Shelf stackers feel singled out as 'unskilled' immigrants

From Checkpoint, 5:17 pm on 3 July 2017

The owner of one of the country's busiest supermarkets says he would "struggle immensely" under the Labour Party's immigration policy.

Through targeting low-skilled workers, students in low-level education courses, and making sure "employers hire Kiwis first", the party plans to reduce immigrant numbers by up to 30,000 a year.

Jason Witihira, the owner of New World Victoria Park in Auckland, said if he was forced to employ New Zealanders in low-skilled jobs such as stacking shelves, it could result in such a staff shortage he would have to reduce his store's opening hours.

"You advertise the jobs to all New Zealanders, and predominantly, it's migrants that are applying," Mr Witihira said.

"I'd struggle immensely. The first people I want to give a job to is New Zealanders, whānau first, but at the end of the day, you can open the door but you can't force them to walk through it.

"The hours of work or the time of work, [immigrants] aren't questioning, whereas the New Zealand residents don't want to start at three in the morning, or don't want to finish at 12 at night.

"It's not as easy as what some people think."

Labour Leader Andrew Little has previously said he does not believe employers when they say they cannot find New Zealanders to do jobs like stack shelves.

Responding to questions, Prime Minister Bill English accused Mr Little of being "demeaning" about shelf stackers: "If you go to the supermarket and there's no shelf stackers, there's nothing on the shelf to buy, that's a pretty fundamental process in an economy," Mr English said.

Mr English was asked if stacking shelves was a skilled job.

"Go and ask the shelf stackers," he said.

'It's wrong to put someone in a box'

New World Victoria Park Grocery manager Gagandeep Singh.

Gagandeep Singh Photo: RNZ / Brad White

Gagandeep Singh, or Gaga as he's known to friends, came to New Zealand from India in 2009 to study - eight years later he has no intention of leaving.

"Slowly, slowly, it made me feel like a country where I want to live," he said.

He started out stacking shelves on 10 to 12 hours shifts at New World Victoria Park in 2012, and is now a grocery manager.

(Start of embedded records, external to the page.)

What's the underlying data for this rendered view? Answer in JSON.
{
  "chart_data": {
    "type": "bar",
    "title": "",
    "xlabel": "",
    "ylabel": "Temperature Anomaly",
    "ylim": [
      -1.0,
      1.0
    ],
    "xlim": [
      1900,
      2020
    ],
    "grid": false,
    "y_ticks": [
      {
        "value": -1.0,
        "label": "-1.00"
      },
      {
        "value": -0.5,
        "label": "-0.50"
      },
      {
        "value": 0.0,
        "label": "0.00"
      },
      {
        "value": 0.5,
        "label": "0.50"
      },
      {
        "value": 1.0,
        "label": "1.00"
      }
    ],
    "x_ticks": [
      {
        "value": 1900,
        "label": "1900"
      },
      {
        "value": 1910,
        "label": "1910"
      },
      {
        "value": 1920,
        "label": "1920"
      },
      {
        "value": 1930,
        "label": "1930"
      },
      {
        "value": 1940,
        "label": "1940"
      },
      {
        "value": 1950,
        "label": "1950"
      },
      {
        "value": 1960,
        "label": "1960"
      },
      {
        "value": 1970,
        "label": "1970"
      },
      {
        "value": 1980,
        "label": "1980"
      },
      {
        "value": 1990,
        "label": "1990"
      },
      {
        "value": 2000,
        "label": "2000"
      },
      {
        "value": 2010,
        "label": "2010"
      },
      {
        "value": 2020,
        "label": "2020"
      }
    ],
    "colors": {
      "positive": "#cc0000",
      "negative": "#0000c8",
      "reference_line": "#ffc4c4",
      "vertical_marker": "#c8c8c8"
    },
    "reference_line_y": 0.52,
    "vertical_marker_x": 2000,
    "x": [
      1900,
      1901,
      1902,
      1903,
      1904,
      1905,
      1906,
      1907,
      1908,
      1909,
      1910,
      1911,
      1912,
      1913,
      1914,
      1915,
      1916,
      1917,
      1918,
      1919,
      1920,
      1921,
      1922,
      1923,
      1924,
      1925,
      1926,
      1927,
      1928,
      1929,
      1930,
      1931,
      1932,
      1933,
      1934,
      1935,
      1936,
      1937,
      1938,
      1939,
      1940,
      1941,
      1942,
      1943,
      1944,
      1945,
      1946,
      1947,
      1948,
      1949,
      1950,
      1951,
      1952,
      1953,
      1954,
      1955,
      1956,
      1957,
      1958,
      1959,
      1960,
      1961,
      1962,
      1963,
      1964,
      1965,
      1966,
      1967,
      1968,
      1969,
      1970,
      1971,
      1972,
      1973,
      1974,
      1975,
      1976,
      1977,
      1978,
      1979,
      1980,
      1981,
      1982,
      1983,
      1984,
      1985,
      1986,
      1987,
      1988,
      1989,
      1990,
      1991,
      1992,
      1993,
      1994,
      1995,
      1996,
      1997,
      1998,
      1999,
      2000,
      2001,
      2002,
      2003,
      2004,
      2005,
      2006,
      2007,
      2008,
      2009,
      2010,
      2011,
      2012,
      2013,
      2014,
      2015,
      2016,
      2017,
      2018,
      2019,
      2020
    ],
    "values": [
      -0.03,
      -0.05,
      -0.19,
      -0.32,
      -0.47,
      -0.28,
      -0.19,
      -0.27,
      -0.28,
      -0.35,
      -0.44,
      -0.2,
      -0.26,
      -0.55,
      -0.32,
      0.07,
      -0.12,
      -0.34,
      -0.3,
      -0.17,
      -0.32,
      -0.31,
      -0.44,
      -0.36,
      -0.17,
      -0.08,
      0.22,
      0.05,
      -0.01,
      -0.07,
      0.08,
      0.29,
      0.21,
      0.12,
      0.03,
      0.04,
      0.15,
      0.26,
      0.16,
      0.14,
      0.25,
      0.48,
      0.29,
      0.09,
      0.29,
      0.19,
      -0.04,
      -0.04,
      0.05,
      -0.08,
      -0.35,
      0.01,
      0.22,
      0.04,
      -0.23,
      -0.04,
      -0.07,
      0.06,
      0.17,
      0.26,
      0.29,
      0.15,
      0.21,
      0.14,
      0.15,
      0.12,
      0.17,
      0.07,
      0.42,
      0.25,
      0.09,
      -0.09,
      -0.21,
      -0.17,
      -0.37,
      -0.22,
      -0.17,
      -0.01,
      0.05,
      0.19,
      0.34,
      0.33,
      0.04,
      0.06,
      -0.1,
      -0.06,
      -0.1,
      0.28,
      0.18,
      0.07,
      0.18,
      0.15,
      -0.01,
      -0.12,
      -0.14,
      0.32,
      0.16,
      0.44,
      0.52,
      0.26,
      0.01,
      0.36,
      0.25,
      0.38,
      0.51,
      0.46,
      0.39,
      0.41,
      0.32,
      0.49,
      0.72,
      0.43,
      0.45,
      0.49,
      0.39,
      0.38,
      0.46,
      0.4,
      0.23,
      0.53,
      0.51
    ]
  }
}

A walkie talkie crackles constantly on his hip.

Mr Witihira said Gaga was one of his hardest workers.

But under Labour's new policy, a future immigrant like Gaga would find it incredibly difficult, if not impossible, to start at the bottom and work his or her way up.

"It's wrong to put someone in a box.

"Look at the owner operator of [Pak N Save Pukekohe], he started pushing trolleys," said Som Kadam, the supermarket's bakery manager.

"[Labour's policy] is just the wrong philosophy mate. I started scraping trays and now I manage 17 staff."

Som Kadam lives in Manukau with his wife and two-year-old daughter. From India, he said immigrants should be judged on how hard they work, not what job they're doing.

"If we can't find the people locally, and can't train them up or get them on to the work fast enough, then we need to fill the gaps, who's going to work?

"Who's going to put the product on the shelves, you know? It's a business, so we have to sell the product, if we don't have the product, what are we going to sell, empty shelves?

"The government gets revenue from selling products, GST, how is it going to get the money if there's nothing on the shelves?"

Mr Witihira said he hopes immigration policies allow him to employ migrants, not just for business reasons.

"I respect the government for their decisions, and they've got to make some hard decisions, for the benefit of all New Zealanders, and that's their job. 

"I don't disagree black and white, it's just that when you're in business and trying to create a culture of unity and moving forward and serving your community that's diverse as well, it gets a bit hard sometimes."

But Mr Little is defending his party's policy, saying it would not result in supermarkets struggling to fill vacancies. 

He told Checkpoint with John Campbell the policy would make sure more New Zealand workers were ready to work.

"We've got 90,000 young people not in work, education or training - over 30,000 of them in Auckland alone.

"I have a moral duty as a political leader to make sure we are doing everything we can to get those people who are already living here a chance and an opportunity to get in the job market and do something," he said. 

Mr Little said work visas should match skills shortages.